Just when it felt like it was safe to get back in the water, a second and potentially much meaner version of this summer’s credit crisis has reappeared. This week we look at why there are more mortgage write downs coming (in a self-fulfilling prophecy) in the financial sector, how an obscure new accounting rule is shedding light on a lot of risk in the world’s banking system, how this is all tied to the consumer and is part of the reason for the fall in the dollar. It’s a complex world, and I am going to spend a considerable part of a beautiful Friday evening in Texas trying to make it simple for you, gentle reader. That’s my job, and I love it. And since I can’t think of my usual “but first” we’ll jump right in.
I have written for some time that we are in a credit crisis brought on by a lack confidence which has the real possibility of devolving into a credit crunch which will make loans harder to get and has the potential to slow down the US economy, on top of a weakening consumer. Data released in the past few months, and again this week, have shown that banks and other lenders are tightening their standards for all sorts of loans. And it is not just that they are becoming more like an old-fashioned banker who actually wanted to know that he could get his money back. Their new found conservatism is being forced on them. But let’s start at the beginning.
The Financial Accounting Standards Board (FASB) is the referee for accounting practices. They recently issued a new rule which will be implemented November 15. Essentially, Statement 157 requires a financial firm to divide its assets into three categories called simply enough, Level 1, Level 2 and Level 3.
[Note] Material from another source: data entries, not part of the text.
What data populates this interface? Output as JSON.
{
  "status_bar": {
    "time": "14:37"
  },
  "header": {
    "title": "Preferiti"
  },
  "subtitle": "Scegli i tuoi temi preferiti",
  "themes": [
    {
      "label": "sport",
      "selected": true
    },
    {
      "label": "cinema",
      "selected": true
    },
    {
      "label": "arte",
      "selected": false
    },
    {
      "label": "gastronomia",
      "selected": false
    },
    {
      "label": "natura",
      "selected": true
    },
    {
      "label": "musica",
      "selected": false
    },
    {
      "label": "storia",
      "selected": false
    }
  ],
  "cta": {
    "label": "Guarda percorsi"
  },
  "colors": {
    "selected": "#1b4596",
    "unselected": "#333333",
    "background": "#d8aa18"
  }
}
Under FASB terminology, Level 1 means assets that can be marked-to-market, where an asset’s worth is based on a real price, like a stock quote. Level 2 is mark-to-model, an estimate based on observable inputs which is used when no quoted prices are available. You can go get several bids and average them, or base your assumption on what similar assets sold for.
Level 3 values are based on “unobservable” inputs reflecting companies’ “own assumptions” about the way assets would be priced. That would be market talk for best guess, or in some cases SWAG (as in Simple Wild-***ed Guess.)
Financial companies have never had to break out this information. As you might expect, there is particular interest in how much and what kind of Level 3 assets a bank or brokerage firm might have. It turns out, that there may be more problems lurking in those assets than we realize.